Trump obviously doesn’t care to ignore the reality of the narco-jihad criminal connection. He cares even less about preserving the U.S. nuclear deal with Iran.
Maduro, for his part, seems to be reading the writing on the wall, even if U.S. news media outlets are stubbornly refusing to do so.
“Maduro asked for $200m in deal with Trump to flee,” Rob Crilly revealed for the Telegraph on December 3. “Venezuela’s president asked to keep $200m of his private wealth, amnesty for his officials and safe harbour in a friendly country as part of a deal with Donald Trump to step down and flee, sources said.”
“Those familiar with a phone call between the two leaders told The Telegraph that the plan fell apart owing to Nicolas Maduro’s demands for a blanket amnesty for as many as 100 top officials,” Crilly reported. “During the 15-minute call, the two leaders also disagreed on how to set up a transitional government and on the location Mr Maduro would flee to from Venezuela.”

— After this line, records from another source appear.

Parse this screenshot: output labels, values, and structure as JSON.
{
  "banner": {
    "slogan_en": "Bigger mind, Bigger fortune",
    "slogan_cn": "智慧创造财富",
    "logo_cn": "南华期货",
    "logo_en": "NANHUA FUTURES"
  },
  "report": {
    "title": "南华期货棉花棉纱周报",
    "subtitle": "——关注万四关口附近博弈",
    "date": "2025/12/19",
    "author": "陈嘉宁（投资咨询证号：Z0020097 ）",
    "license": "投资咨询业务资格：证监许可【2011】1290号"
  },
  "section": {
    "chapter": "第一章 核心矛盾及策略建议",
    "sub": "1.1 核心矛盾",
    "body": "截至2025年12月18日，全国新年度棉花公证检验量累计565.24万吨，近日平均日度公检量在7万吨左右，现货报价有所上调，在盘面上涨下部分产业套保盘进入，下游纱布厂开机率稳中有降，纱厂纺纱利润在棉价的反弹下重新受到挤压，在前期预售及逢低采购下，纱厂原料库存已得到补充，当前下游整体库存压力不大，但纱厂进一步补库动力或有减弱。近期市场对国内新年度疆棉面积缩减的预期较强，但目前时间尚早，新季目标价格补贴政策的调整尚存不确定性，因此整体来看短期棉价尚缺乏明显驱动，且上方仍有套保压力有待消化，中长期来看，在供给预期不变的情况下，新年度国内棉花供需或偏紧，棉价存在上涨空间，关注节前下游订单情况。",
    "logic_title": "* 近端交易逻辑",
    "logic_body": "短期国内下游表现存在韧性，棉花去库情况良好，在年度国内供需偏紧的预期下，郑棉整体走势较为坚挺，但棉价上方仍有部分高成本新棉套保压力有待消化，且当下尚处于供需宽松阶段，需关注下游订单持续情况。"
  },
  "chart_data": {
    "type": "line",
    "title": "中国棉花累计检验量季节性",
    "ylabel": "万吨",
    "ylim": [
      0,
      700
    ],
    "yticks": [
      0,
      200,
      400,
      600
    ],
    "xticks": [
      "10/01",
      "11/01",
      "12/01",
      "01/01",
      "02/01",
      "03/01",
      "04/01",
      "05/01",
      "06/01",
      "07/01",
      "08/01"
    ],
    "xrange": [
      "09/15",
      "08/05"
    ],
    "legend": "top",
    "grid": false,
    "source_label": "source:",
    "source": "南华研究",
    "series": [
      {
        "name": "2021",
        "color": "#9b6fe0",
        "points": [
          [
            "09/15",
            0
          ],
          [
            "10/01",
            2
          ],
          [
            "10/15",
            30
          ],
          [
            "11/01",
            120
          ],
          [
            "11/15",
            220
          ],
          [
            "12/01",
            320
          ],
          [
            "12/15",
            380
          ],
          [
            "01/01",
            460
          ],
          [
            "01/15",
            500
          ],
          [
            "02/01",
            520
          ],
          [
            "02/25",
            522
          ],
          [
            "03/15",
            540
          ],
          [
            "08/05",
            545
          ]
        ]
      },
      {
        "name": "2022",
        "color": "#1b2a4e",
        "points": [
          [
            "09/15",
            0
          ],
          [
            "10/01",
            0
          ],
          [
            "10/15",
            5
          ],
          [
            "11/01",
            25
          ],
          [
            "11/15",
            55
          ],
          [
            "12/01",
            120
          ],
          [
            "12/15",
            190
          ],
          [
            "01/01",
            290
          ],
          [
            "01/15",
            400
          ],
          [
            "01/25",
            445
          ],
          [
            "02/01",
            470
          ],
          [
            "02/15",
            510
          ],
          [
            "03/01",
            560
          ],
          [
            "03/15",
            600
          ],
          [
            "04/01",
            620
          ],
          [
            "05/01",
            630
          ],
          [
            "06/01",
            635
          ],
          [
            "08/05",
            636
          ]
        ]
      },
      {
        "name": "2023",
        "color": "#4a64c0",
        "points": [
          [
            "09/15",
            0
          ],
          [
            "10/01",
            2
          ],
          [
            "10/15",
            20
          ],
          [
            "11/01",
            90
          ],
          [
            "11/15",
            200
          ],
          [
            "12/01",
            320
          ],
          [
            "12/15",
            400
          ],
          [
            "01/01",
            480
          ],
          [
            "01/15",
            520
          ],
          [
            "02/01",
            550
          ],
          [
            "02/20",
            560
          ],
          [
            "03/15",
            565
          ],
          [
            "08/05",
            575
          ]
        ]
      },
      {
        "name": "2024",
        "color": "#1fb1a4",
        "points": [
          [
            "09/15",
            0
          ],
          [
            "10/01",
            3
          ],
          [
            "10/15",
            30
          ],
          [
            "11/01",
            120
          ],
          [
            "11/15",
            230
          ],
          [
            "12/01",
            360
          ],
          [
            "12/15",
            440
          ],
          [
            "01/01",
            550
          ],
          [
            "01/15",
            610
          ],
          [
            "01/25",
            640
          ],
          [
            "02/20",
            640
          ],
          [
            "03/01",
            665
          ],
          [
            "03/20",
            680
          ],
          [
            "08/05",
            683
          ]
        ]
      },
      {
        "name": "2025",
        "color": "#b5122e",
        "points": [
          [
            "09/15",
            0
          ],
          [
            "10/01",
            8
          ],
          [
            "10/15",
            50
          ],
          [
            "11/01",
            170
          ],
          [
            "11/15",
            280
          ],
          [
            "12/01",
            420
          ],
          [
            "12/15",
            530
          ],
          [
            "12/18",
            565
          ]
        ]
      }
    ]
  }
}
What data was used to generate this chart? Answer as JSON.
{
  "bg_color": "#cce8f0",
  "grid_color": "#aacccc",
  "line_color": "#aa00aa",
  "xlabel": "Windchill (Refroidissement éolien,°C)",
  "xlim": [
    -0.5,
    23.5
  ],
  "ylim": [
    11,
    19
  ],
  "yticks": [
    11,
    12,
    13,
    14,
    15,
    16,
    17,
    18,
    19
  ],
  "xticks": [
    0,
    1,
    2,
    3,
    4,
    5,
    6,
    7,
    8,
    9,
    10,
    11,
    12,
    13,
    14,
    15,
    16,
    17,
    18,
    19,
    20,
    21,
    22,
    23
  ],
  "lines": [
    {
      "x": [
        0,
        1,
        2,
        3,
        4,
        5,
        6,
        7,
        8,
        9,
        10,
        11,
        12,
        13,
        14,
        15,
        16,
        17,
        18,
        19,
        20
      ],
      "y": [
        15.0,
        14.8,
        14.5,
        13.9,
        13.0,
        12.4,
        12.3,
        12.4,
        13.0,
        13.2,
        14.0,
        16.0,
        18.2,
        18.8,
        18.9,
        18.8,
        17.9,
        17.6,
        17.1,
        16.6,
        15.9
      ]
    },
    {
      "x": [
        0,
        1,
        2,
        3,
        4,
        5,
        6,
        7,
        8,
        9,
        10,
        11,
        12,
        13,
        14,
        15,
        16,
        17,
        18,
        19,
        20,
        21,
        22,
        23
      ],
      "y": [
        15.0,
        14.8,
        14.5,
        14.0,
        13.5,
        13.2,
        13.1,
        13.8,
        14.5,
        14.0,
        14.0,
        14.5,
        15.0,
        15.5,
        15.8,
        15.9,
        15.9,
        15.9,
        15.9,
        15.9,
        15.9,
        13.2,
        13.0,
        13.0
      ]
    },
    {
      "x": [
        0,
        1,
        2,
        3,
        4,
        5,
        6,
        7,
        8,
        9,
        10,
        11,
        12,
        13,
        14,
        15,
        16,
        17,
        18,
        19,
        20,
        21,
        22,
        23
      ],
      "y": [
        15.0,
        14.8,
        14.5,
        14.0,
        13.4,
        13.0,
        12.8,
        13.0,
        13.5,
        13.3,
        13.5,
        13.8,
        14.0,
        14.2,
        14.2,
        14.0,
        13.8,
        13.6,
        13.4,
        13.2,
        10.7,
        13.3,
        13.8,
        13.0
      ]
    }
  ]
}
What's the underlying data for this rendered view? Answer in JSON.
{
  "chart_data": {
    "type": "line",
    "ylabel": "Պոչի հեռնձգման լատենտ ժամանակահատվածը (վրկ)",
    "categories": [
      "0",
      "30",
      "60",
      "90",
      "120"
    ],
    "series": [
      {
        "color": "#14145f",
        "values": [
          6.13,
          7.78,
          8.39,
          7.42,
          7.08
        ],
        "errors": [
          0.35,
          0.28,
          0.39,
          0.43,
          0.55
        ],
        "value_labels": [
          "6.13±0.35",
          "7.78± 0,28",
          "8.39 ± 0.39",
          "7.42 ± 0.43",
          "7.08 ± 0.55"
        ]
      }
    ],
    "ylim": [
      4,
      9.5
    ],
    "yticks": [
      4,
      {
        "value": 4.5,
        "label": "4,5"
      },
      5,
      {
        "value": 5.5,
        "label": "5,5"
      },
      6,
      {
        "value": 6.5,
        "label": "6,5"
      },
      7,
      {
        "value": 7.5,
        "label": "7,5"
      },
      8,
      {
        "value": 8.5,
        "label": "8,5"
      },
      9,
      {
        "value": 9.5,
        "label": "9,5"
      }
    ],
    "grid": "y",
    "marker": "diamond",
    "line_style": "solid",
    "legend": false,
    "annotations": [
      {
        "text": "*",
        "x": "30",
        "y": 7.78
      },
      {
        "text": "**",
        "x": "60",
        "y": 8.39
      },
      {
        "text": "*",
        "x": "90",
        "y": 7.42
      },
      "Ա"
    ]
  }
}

Does that mean Venezuela’s criminal empire is over? Not yet. Corruption on that scale doesn’t dissolve overnight. Hezbollah’s networks remain active. Iran still needs a Western Hemisphere foothold. And Maduro still clings to power through repression and foreign patronage.
But the strategic assumption that protected him for years — that U.S. policy toward Iran would also shield its proxies — has vanished.
Under the Trump administration, the Western Hemisphere is no longer safe territory for Tehran’s favorite proxy. And Nicolás Maduro, once confident in his immunity, now finds himself standing in the open — with far fewer places left to hide.